Cindy berdeham. "Sebenarnya, kami sebagai pelayan rendahan, sama sekali tidak berhak mengatakan hal ini. Namun, ini adalah rahasia umum yang diketahui oleh semua orang. Yang Mulia Kaisar itu memiliki rupa yang sangat buruk. Hal itulah yang membuatnya selalu menyembunyikan wajahnya sejak kecil menggunakan topeng. Kabarnya, orang-orang yang pernah melihat wajahnya saat kecil, semuanya dibantai oleh kaisar terdahulu. Itu dilakukan agar rupa buruk yang putranya miliki tersebar luas," ucap Cindy dengan begidik ngeri tidak bisa membayangkan seberapa buruknya wajah sang kaisar yang memang terlihat mengerikan itu.

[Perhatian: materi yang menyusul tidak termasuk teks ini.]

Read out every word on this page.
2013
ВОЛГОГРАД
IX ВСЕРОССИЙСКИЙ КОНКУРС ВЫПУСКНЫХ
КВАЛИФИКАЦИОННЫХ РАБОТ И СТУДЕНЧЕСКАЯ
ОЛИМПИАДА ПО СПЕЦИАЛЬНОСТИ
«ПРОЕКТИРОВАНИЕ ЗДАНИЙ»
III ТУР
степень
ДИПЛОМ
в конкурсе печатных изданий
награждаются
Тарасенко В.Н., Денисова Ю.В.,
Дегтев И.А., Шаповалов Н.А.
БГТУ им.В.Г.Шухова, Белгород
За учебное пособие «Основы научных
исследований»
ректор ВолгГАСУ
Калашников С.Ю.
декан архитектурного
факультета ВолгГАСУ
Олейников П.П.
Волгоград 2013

Sela mencengkram kuat kipas yang ia pegang. Eleanor memiringkan sedikit kepalanya, dan berkata, "Lalu kenapa? Apa hubungannya wajah Kaisar yang buruk dengan perasaan ngeri yang kalian rasakan?"

"Itu karena Kaisar saat ini tengah mencari seorang calon Ratu. Itu bisa saja Anda, Nona. Kami tidak mungkin membiarkan Nona kami yang berharga berakhir dengan kaisar buruk rupa. Hidup Nona pasti akan menderita," ucap Cindy tampak begitu cemas.

Eleanor yang mendengar jawaban tersebut menghela napas panjang. Ia mengeluarkan kedua kakinya yang putih mulus dari rendaman air dingin. Lalu membiarkan Cindy yang bertugas untuk mengeringkan kedua kakinya. Eleanor sendiri sebenarnya bisa melakukannya sendiri, tetapi Cindy tidak mungkin membiarkannya begitu saja. Saat Cindy berada di dekat jangkauannya, saat itulah Eleanor mengusap puncak kepala Cindy dengan lembut. Tentu saja Cindy mendongak dan bertanya, "Ada apa, Nona?"

"Tidak. Hanya saja, aku ingin meminta satu hal darimu," ucap Eleanor.

"Apa yang Nona minta?" tanya Cindy.

"Jangan menilai seseorang yang belum pernah kau temui, dengan hal yang hanya kau dengar dari orang lain, Cindy," ucap Eleanor lalu kembali menarik tangannya dan bersandar dengan gestur yang tampak begitu santai.

Mungkin Cindy tidak mendengar apa yang digumamkan oleh Eleanor selanjutnya, tetapi Sela yang terlatih bisa mendengar Eleanor yang bergumam, "Buruk rupa tidak menjadikan dirinya sebagai orang yang jahat."